While Internet giants like Google and Apple have aggressively been adopting clean power, Amazon, through its cloud behemoth Amazon Web Services, has been criticized for being slower to embrace renewable sources like solar and wind for its data centers. Or at least it has been less transparent than its peers about how it plans to incorporate clean energy.
But some of AWS’s major customers, such as Netflix, clearly want significant clean energy, which could be a major reason why Amazon has more recently committed to using 100% clean energy to power its cloud. In a blog post published on Wednesday, Netflix says that it’s important that its data center providers commit to 100% clean energy (at least by buying renewable energy credits), and Netflix has “a goal to work with datacenter operators to increase their use of renewable sources of power.”
So Netflix is one of those cloud customers that seems to be pushing its cloud providers to adopt more solar and wind. That’s important because it’s the big customers of the cloud providers that have the leverage to ask for more clean energy, which, for a data center operator, can be a complicated, timely, and sometimes expensive undertaking.
And it doesn’t seem to just be Netflix that is pushing Amazon. Greenpeace said in its latest “clean cloud” report that was published earlier this month that:
Other AWS customers that are also big consumer-facing brands include Pinterest, Imgur and Reddit. These types of consumer brands are highly interested in embracing clean power as a way to maintain their brands.
It’ll likely take Amazon awhile to figure out its clean energy strategy, given how long it has taken Google and Apple to figure their own efforts out. Apple has leaned toward building its own solar panel farms in certain regions (such as Monterey, Calif. and Maiden, North Carolina) and Google has opted more toward buying clean energy from energy providers and utilities (though the latter option has had mixed results).
AWS already does have some clean energy powering its infrastructure, likely thanks to hydropower in the Northwest.

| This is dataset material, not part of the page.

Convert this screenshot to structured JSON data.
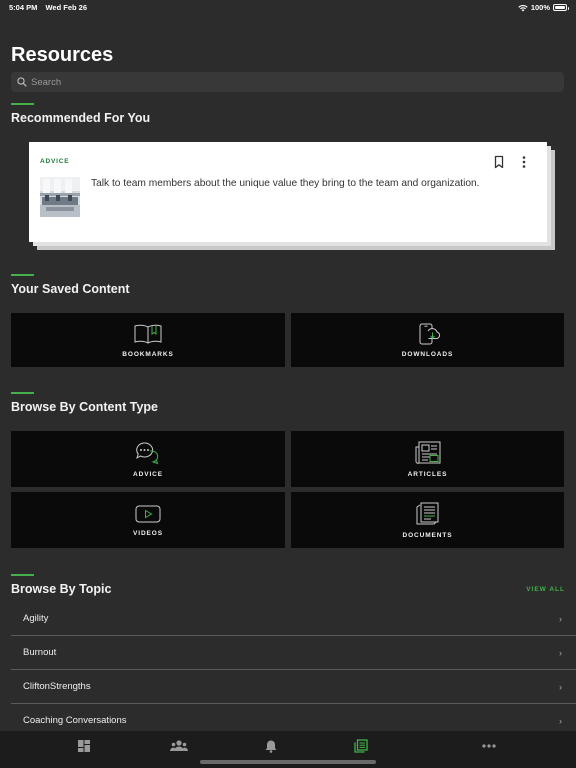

Netflix says that because it relies more heavily on AWS regions that are already using clean energy Netflix is actually only relying on non-renewables (like coal and natural gas power) for half of its operations; for its streaming service specifically, Netflix says renewables are powering 36% of its footprint.
To negate the carbon emissions of the rest of its fossil-fuel powered footprint, Netflix is buying renewable energy credits (RECs), which are created when a clean energy project is developed (so purchasing RECs helps fund clean energy projects). Thus Netflix can say its cloud is carbon emissions neutral.
Outside of AWS, Netflix’s servers for its Open Connect service (its content delivery infrastructure that works with service providers) are co-located in various areas, like Equinix’s data center in San Jose. Equinix recently announced that its data center in San Jose, Calif., is using fuel cells from Bloom Energy, and the company overall has committed to using 100% clean energy for its data center infrastructure.
Greenpeace has been critical of Amazon’s slow adoption of clean energy over the years, though AWS has started to get a much better record since November 2014. This January, Amazon announced its first direct purchase of clean energy from a wind farm in Indiana; AWS has also said it plans to be powered by 40% clean energy by 2016. In addition Amazon is testing out energy storage working with Tesla batteries.
Despite those efforts, Greenpeace gave Amazon pretty weak grades in the most recent report: an “F” for energy transparency, a “C” for data center siting policy and commitment to clean energy, and a “D” for clean energy deployment and advocacy. In comparison, Apple received straight “A’s” for its clean cloud efforts.